Immense gratitude is due for the opportunity to work on this beautiful land, way up in the burbs. My commute to get to the site is long. After driving on a couple highways and through what feels like endless stripmalls and parking lots, a road narrows as it winds around subdivisions and shaded curves and up and down hills. Eventually, there is a small bridge that crosses a creek. A long driveway flanks the base of a woodland slope populated by big leaf magnolias, beeches, and painted buckeyes and overlooks the wide, shallow creek. It is a gorgeous place already, but there is still wildlife, water, and land to support and natural beauty that can be augmented with careful placement of natives.
Since February, I’ve put over 600 plants into this ground – 40 species of shrubs and perennials. Grasses and sedges comprise 60% of plant quantity. There is now habitat cover where there wasn’t. There are host plants for so many butterflies and moths, including Monarchs, skippers, duskywings, hairstreaks, the list goes on. There are sources of food via nectar, pollen, and berries for the growing season, with the potential to feed a diverse array of long- and short-tongued bees, beetles, butterflies, moths, hummingbirds, songbirds, and small mammals. It doesn’t look like much yet, as new plantings go, but the coming years will bring something really special.
There are separate planting beds connected by some continuity of species, each with distinct conditions and, therefore, character. At the entrance, recent construction yielded yards of rocky fill dirt needed to be planted. These are planted primarily with shrubs that are at home on rocky slopes, ravines, and creeksides with attention to the flow of water off the road and towards the creek. Closer to the driveway, there are perennials that thrive in poor, rocky soils. I took liberties with a couple of adaptive species that love to spread out, too. All in drifts of color and texture.
Amorpha fruticosa, endearingly called Bastard Indigo Bush, is an underutilized shrub, at least to me. Its pinnate, round, blue-tinted leaves are so charming. Its flowers are deeply purple with golden pollen accents. They were blooming when I planted them, and immediately after planting, I saw them visited by a couple species of bees as I was watering. They form thickets and can handle rocky soil and some annual pruning if density is desired, and it is. Ninebark sits on the opposite side of the shrub planting here, one the steep slope from the street and above the culvert. Virginia Sweetspire is also planted in the large bed to help prevent erosion from water running off the street and driveway.
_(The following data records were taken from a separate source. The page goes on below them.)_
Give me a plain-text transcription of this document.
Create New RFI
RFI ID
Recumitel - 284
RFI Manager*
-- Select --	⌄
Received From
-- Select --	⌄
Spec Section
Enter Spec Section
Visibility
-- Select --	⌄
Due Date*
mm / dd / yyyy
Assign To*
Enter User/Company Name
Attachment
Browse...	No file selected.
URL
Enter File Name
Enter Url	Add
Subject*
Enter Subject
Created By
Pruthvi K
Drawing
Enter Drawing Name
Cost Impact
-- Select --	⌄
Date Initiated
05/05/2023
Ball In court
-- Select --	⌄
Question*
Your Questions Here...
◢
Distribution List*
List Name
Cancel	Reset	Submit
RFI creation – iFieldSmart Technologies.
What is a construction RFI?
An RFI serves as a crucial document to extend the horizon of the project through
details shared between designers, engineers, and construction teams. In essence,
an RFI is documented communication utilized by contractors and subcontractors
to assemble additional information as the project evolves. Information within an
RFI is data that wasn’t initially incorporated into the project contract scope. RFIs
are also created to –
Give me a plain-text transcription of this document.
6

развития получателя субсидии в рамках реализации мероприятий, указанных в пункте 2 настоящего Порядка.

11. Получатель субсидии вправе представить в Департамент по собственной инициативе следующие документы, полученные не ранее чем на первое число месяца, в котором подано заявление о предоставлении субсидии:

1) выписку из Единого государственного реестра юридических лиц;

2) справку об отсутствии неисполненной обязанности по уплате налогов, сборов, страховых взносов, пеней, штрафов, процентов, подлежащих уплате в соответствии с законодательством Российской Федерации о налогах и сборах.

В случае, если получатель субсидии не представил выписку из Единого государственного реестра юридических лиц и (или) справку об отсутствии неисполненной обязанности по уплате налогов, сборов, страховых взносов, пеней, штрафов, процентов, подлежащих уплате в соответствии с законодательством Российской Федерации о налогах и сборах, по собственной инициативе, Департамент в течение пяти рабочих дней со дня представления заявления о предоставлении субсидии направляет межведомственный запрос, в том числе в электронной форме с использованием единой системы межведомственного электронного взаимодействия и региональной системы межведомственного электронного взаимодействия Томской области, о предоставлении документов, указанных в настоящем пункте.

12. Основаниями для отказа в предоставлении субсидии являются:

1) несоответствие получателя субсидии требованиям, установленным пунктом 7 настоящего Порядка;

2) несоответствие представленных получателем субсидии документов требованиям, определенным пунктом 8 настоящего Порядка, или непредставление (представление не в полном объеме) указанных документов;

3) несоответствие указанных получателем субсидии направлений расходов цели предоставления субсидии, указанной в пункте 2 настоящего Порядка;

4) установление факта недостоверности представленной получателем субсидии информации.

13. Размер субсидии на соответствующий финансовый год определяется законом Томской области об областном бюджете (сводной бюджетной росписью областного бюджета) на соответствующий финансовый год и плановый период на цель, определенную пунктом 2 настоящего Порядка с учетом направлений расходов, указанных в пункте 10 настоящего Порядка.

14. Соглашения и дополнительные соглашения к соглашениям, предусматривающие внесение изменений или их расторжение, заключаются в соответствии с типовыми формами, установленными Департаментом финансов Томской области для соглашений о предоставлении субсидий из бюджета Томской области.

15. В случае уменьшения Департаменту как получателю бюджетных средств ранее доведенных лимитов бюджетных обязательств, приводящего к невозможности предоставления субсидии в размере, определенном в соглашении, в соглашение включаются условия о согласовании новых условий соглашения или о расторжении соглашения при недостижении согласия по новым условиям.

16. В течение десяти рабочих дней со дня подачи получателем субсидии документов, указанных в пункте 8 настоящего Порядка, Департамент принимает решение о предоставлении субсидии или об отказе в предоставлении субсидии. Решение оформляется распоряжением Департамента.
It’s one of my favorites to plant in a mass.
The creekbed that runs along the property has been expanding over the years due to erosion, so species selection in the planting beds that sit against it heeds stabilization along with a desire for billowing grasses, lush greenery, and some floral interest. Both beds sit beneath rusted metal sculptures, and the plants are designed to play with those structures. The first visible bed from the driveway, under the leaping deer sculpture, contains species that colonize towards the creek, like flag irises and horsetail, and slender woodoats are on the bank to help hold it in place. There are masses of native sedges close to the creek access in both beds, and masses of golden Alexander and swamp milkweed on the lawn side of the beds. The rear bed utilizes more height. Cardinal flower sits beneath the sculptures and in front of masses of cutleaf coneflower. Behind that is a mass of redtop panicgrass, and at the very back is a mass of river oats.
The lawn outside of the beds is staying. It’s what I’d call a “natural lawn,” not turf grass, but a mix of sedges, lyreleaf sage, violets, and moss that gets mowed and I think that’s fine. Aside from mowing, it requires no fertilizer, no seeding. And it feels good to walk on. We’ve decreased the size of the lawn through the sculpture beds, and will hopefully continue to add plants to its edges, shrinking it further.
It would take hours to list the number of species that will feed off of these plants or have potential homes with them. I’m just looking forward to seeing them arrive over time. It is such a privilege to be able to do work that helps to generate biodiversity.